Take, for example, the circumstances behind the visit taken by 3-year-old Royce Rooker into the closet on the seventh floor during an otherwise unimportant Monday morning. The boy had his tonsils taken out about five days earlier, but he was forced to come back to the hospital due to complications with his medication.
He’s still such a small, small boy, and he walked into that room with an IV in his arm and the pole rolling at his side as if it were a dog protecting its owner.
Royce was there with his mom, Tricia, who guided her son through a few of the selections and kept hinting at that wall-climbing Spider-Man; Fischetti said it’s fairly common for parents to “recommend” a toy they find interesting for their kids.
“It’s a lot; even when we go to the store, he’s never able to go for it,” Tricia said. “It’s a little overwhelming because there’s so much stuff in there.”
Some kids do become a little dumbstruck by the walls of toys, and Fischetti said it can take some kids a half hour to figure out exactly what they want. But Royce was a little more efficient than many of his young colleagues, and he had his eyes set on a specific item that featured a few characters from Pixar’s “Cars” franchise.
Unfortunately, the item proved to be a bait-and-switch for the little guy: he expected a toy vehicle, but ended up with some kind of beanbag toss game. He was a little upset, but the hospital let him grab one of the Transformers figures, and that ended up being a winner for the young patient.
“He’ll be playing with that for the rest of the day,” Tricia said afterward.
Entering the closet as frequently as Fischetti does reveal a few trends as to which items children pick most often. Action figures, like Royce’s new Transformers, are popular among the boys, and baby/Barbie dolls are often the top selection or girls. For more time consuming and less invasive procedures like the aforementioned blood transfusions, kids tend to lean toward board games, arts and crafts, and especially coloring books.
“We go through coloring books like crazy,” she said.
Coloring books are one of the items the hospital could use — other items of need include things tailored toward teenage patients and infants to enjoy after their scary times — as the holiday season encroaches. The need is due to the fact that the items in questions, all the toys, books, games, DVDs and miscellany, that fill the seven closets is received via donations from the public.
This article isn’t meant to be a pledge drive — Cardon won’t run out of toys in the near future — but it is a gentle reminder during shopping season to pick up an item or two to donate to the hospital’s toy closets if you have a couple of extra bucks available.

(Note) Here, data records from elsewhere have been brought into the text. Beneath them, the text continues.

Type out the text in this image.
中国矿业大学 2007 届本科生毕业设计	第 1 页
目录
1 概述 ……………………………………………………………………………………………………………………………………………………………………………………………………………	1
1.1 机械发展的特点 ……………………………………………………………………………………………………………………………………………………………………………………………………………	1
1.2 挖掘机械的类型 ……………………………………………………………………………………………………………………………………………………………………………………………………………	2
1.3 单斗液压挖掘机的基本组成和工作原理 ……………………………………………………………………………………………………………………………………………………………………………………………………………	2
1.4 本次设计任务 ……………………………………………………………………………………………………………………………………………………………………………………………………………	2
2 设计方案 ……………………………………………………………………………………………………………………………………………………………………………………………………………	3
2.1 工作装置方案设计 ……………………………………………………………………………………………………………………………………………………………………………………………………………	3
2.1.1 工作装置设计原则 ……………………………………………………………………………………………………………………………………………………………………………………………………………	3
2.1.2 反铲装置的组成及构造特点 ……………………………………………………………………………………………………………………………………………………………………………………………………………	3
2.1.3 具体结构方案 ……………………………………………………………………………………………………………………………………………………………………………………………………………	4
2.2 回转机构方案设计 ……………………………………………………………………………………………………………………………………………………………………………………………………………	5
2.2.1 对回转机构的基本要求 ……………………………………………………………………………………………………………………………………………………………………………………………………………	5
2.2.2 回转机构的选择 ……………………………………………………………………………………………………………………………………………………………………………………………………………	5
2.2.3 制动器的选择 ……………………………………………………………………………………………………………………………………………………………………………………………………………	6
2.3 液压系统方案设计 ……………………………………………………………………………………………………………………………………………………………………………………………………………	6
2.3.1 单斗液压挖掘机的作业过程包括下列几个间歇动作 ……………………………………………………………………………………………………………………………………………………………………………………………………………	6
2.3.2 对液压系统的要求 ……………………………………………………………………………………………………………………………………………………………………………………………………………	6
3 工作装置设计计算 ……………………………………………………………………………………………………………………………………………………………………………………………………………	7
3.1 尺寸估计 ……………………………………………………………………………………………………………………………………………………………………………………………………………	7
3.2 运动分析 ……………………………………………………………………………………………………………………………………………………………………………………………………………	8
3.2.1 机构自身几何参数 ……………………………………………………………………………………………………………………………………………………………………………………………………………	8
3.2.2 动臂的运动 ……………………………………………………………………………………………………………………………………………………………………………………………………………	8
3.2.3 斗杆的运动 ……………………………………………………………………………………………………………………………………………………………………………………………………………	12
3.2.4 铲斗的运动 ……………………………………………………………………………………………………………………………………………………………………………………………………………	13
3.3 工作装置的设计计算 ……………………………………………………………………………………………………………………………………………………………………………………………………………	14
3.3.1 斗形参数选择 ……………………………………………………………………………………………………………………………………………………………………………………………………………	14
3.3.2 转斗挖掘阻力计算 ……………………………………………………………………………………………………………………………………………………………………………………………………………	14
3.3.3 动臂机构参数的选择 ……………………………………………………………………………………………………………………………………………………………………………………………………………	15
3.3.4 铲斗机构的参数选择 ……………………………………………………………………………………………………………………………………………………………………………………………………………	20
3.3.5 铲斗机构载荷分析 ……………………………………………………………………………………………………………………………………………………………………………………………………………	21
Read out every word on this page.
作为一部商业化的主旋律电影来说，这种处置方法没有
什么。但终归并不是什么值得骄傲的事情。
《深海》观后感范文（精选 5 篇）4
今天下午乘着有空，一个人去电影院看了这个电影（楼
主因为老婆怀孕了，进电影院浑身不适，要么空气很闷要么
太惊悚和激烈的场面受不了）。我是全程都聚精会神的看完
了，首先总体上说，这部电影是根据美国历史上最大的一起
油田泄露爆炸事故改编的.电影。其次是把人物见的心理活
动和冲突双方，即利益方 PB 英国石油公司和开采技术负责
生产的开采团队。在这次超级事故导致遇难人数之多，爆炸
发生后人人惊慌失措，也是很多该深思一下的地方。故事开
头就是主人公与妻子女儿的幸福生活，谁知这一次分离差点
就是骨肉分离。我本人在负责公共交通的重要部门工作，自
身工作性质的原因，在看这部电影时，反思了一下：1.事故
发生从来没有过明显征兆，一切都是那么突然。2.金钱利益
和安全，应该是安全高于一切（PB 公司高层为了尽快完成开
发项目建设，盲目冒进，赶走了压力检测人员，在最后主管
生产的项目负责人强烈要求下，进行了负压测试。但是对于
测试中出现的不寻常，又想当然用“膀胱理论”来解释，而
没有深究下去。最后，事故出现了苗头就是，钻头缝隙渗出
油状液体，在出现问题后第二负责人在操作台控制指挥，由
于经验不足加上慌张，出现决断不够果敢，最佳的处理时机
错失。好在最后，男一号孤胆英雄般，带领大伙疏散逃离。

A donation can go directly to the hospital as long as its unused — homemade items are accepted as well — or it can be gifted until Dec. 9 through the toy drive conducted by Mesa City Councilmember Dennis Kavanaugh.
The effect that toy or book or video game or movie or scented candle maker will have on a child is immense. All of those items, Fischetti said, help Cardon fashion a sense of normalcy in an environment that is often anything but and make it a clean, well-lighted place. The toys can divert from the pain the kids feel and remove, or at least suppress, the negativity that has entered their lives.
At the very least, one of those items can help kids like 8-year-old Stephanie Kimble — the girl whose photo accompanies this article — and Royce turned a bad day into something a little better, and a frown or a grimace into a smile.
“It definitely changes his mood for the day, which is always nice,” Tricia said of her son’s experience.